Zgodnie z wpisem na stronie computerworlda, będziemy mieli Apple Poland!!!
Kawałek historii…
Rok temu przychodząc do firmy Flock, poznałem tam Verę Horiuchi, w styczniu dołączył do nas Eli Goldberg, a w lipcu Erikka Arone. Czemu o tym pisze? Poza tym, ze Eli i Vera pracowali razem w Netscape w dawnych czasach, to cała trójka pracowała w pewnej firmie z jabłkiem w logo. Erikka do niedawna odpowiadała za produkt o nazwie iPod Nano, Eli pracował jako QA, a Vera jako architekt informacji. Vera zresztą od kilku miesięcy pracuje w Apple znowu.
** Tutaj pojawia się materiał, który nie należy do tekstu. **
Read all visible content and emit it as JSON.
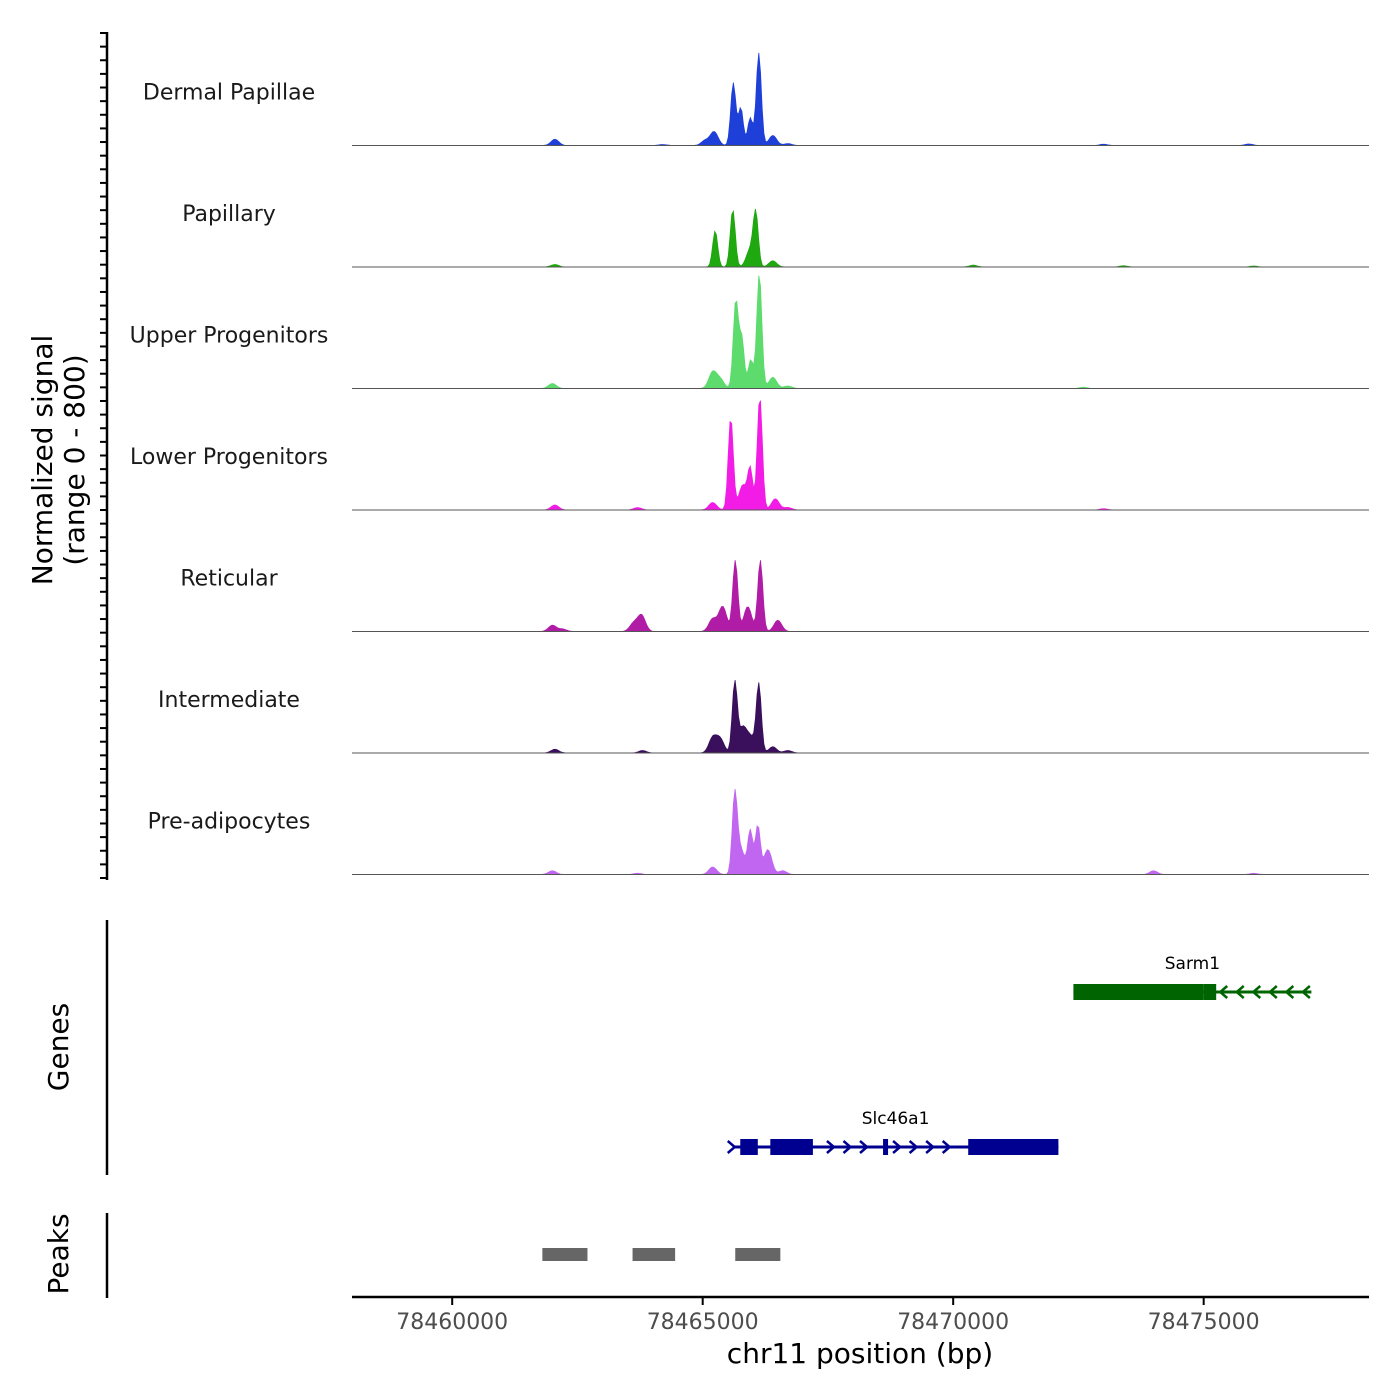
{
  "chart_data": {
    "type": "area",
    "title": "",
    "signal_ylabel": "Normalized signal",
    "signal_range_label": "(range 0 - 800)",
    "ylim": [
      0,
      800
    ],
    "xlabel": "chr11 position (bp)",
    "xlim": [
      78458000,
      78478300
    ],
    "x_ticks": [
      78460000,
      78465000,
      78470000,
      78475000
    ],
    "x_tick_labels": [
      "78460000",
      "78465000",
      "78470000",
      "78475000"
    ],
    "tracks": [
      {
        "name": "Dermal Papillae",
        "color": "#1f3fd9",
        "peaks": [
          [
            78462050,
            50
          ],
          [
            78464200,
            8
          ],
          [
            78465050,
            40
          ],
          [
            78465230,
            110
          ],
          [
            78465610,
            500
          ],
          [
            78465760,
            300
          ],
          [
            78465950,
            220
          ],
          [
            78466120,
            740
          ],
          [
            78466400,
            80
          ],
          [
            78466700,
            15
          ],
          [
            78473000,
            10
          ],
          [
            78475900,
            12
          ]
        ]
      },
      {
        "name": "Papillary",
        "color": "#1fa80f",
        "peaks": [
          [
            78462050,
            20
          ],
          [
            78465250,
            290
          ],
          [
            78465600,
            460
          ],
          [
            78465950,
            140
          ],
          [
            78466060,
            410
          ],
          [
            78466400,
            50
          ],
          [
            78470400,
            15
          ],
          [
            78473400,
            10
          ],
          [
            78476000,
            8
          ]
        ]
      },
      {
        "name": "Upper Progenitors",
        "color": "#5ddb6c",
        "peaks": [
          [
            78462000,
            40
          ],
          [
            78465200,
            130
          ],
          [
            78465350,
            70
          ],
          [
            78465660,
            700
          ],
          [
            78465780,
            400
          ],
          [
            78465960,
            230
          ],
          [
            78466130,
            920
          ],
          [
            78466400,
            90
          ],
          [
            78466700,
            20
          ],
          [
            78472600,
            10
          ]
        ]
      },
      {
        "name": "Lower Progenitors",
        "color": "#f21ce6",
        "peaks": [
          [
            78462050,
            40
          ],
          [
            78463700,
            20
          ],
          [
            78465200,
            60
          ],
          [
            78465560,
            740
          ],
          [
            78465800,
            200
          ],
          [
            78465950,
            320
          ],
          [
            78466140,
            910
          ],
          [
            78466450,
            90
          ],
          [
            78466700,
            20
          ],
          [
            78473000,
            10
          ]
        ]
      },
      {
        "name": "Reticular",
        "color": "#b01ca6",
        "peaks": [
          [
            78462000,
            50
          ],
          [
            78463620,
            65
          ],
          [
            78463780,
            130
          ],
          [
            78465200,
            100
          ],
          [
            78465400,
            200
          ],
          [
            78465650,
            570
          ],
          [
            78465900,
            200
          ],
          [
            78466150,
            570
          ],
          [
            78466500,
            90
          ],
          [
            78462200,
            20
          ]
        ]
      },
      {
        "name": "Intermediate",
        "color": "#3a0f5c",
        "peaks": [
          [
            78462050,
            30
          ],
          [
            78463800,
            20
          ],
          [
            78465200,
            120
          ],
          [
            78465350,
            110
          ],
          [
            78465640,
            560
          ],
          [
            78465800,
            200
          ],
          [
            78465960,
            120
          ],
          [
            78466120,
            550
          ],
          [
            78466400,
            50
          ],
          [
            78466700,
            20
          ]
        ]
      },
      {
        "name": "Pre-adipocytes",
        "color": "#c066f0",
        "peaks": [
          [
            78462000,
            30
          ],
          [
            78463700,
            10
          ],
          [
            78465200,
            60
          ],
          [
            78465640,
            620
          ],
          [
            78465760,
            200
          ],
          [
            78465950,
            350
          ],
          [
            78466100,
            390
          ],
          [
            78466300,
            200
          ],
          [
            78466600,
            30
          ],
          [
            78474000,
            30
          ],
          [
            78476000,
            10
          ]
        ]
      }
    ],
    "genes_label": "Genes",
    "genes": [
      {
        "name": "Sarm1",
        "strand": "-",
        "color": "#006400",
        "start": 78472400,
        "end": 78477150,
        "exons": [
          [
            78472400,
            78475000
          ],
          [
            78475000,
            78475250
          ]
        ]
      },
      {
        "name": "Slc46a1",
        "strand": "+",
        "color": "#000090",
        "start": 78465600,
        "end": 78472100,
        "exons": [
          [
            78465750,
            78466100
          ],
          [
            78466350,
            78467200
          ],
          [
            78468600,
            78468700
          ],
          [
            78470300,
            78472100
          ]
        ]
      }
    ],
    "peaks_label": "Peaks",
    "peak_regions": [
      [
        78461800,
        78462700
      ],
      [
        78463600,
        78464450
      ],
      [
        78465650,
        78466550
      ]
    ]
  }
}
Gdy tylko pojawiła się akcja wewantapplepoland.com, rozesłałem ją do całej trójki znacząco prosząc o pomoc. Nie chcę dywagować czy miało to jakikolwiek wpływ na decyzję kierownictwa. Teoretycznie decyzja powinna zapaść w tak dużej firmie znacznie dawniej, niż mój lobbing, czyli nie miałby on żadnego wpływu… Fakt faktem, że jeszcze podczas mojego ostatniego pobytu w Mountain View, kilkakrotnie spotkałem się z Verą pomagając jej w pracach nad systemem pomocy do Mac OS X. (DHTML/CSS itp). Za którymś razem opowiedziała mi historię, że jak dostała ode mnie odnośnik, to akurat rozmawiała ze swoim szefem, który zaraz miał spotkanie z szefami central na inne kontynenty, i przekazała mu to prosząc o wsparcie. Była wtedy bardzo optymistycznie nastawiona i mówiła, że jeśli coś to może pomóc, to ciąg zdarzeń który właśnie nastąpił był optymalny.
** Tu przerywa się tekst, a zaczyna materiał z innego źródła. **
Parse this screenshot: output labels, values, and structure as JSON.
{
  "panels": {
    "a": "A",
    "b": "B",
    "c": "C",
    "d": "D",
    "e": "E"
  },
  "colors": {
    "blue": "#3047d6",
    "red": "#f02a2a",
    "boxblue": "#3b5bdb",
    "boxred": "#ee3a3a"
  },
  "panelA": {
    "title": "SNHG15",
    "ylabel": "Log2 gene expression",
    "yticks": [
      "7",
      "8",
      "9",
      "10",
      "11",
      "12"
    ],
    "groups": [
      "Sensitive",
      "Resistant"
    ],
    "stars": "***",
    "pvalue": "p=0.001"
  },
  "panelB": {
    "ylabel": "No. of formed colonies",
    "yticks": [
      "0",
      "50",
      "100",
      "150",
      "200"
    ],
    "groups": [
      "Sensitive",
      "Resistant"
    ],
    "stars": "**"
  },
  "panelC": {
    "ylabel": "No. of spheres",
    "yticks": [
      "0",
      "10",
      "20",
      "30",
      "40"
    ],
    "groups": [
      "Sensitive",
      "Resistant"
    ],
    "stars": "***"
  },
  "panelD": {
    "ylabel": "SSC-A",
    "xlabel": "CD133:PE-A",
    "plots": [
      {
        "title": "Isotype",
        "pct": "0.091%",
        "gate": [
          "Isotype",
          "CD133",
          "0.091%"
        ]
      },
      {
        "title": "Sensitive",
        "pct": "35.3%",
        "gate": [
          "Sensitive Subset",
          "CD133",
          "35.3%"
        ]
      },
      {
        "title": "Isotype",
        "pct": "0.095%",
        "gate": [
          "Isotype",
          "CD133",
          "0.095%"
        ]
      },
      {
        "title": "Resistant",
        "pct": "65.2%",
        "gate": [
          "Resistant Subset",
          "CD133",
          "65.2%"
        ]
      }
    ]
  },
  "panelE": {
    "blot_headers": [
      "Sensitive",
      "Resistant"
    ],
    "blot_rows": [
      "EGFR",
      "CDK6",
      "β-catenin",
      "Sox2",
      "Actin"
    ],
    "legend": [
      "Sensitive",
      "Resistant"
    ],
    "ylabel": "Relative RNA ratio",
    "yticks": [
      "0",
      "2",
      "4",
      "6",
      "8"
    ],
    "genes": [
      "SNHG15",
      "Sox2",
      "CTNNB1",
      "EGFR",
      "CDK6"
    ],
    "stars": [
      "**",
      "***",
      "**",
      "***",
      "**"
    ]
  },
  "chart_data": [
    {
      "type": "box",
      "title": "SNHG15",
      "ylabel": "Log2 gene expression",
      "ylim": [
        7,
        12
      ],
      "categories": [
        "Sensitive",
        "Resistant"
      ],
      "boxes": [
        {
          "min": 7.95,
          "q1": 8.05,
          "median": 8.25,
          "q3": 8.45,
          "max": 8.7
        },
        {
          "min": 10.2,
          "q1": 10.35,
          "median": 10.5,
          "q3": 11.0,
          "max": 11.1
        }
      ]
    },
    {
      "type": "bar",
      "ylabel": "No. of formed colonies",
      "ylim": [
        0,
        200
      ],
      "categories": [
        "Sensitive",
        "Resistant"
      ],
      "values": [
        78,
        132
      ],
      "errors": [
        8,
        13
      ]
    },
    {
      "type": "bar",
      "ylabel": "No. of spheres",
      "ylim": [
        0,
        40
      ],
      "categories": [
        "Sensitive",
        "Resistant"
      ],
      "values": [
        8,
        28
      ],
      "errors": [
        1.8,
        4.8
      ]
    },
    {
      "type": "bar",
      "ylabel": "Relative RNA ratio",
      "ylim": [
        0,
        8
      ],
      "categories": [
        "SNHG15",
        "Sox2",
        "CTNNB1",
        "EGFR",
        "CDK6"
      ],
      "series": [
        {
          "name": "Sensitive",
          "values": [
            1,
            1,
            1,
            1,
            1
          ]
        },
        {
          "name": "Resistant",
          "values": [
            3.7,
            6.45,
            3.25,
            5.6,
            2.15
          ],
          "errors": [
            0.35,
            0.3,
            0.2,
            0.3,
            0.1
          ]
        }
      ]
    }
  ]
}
Dziś pojawiła się informacja o planach stworzenia Apple Poland. Czy powyższa historia miała na to wpływ? Możliwe. Jeśli tak, to cieszę się, że mogłem pomóc. Jeśli nie, to cieszę się i tak, bo w końcu cel osiągnięty się liczy
A we mnie gdzieś tam pozostanie podejrzenie, że może… może…, kto wie?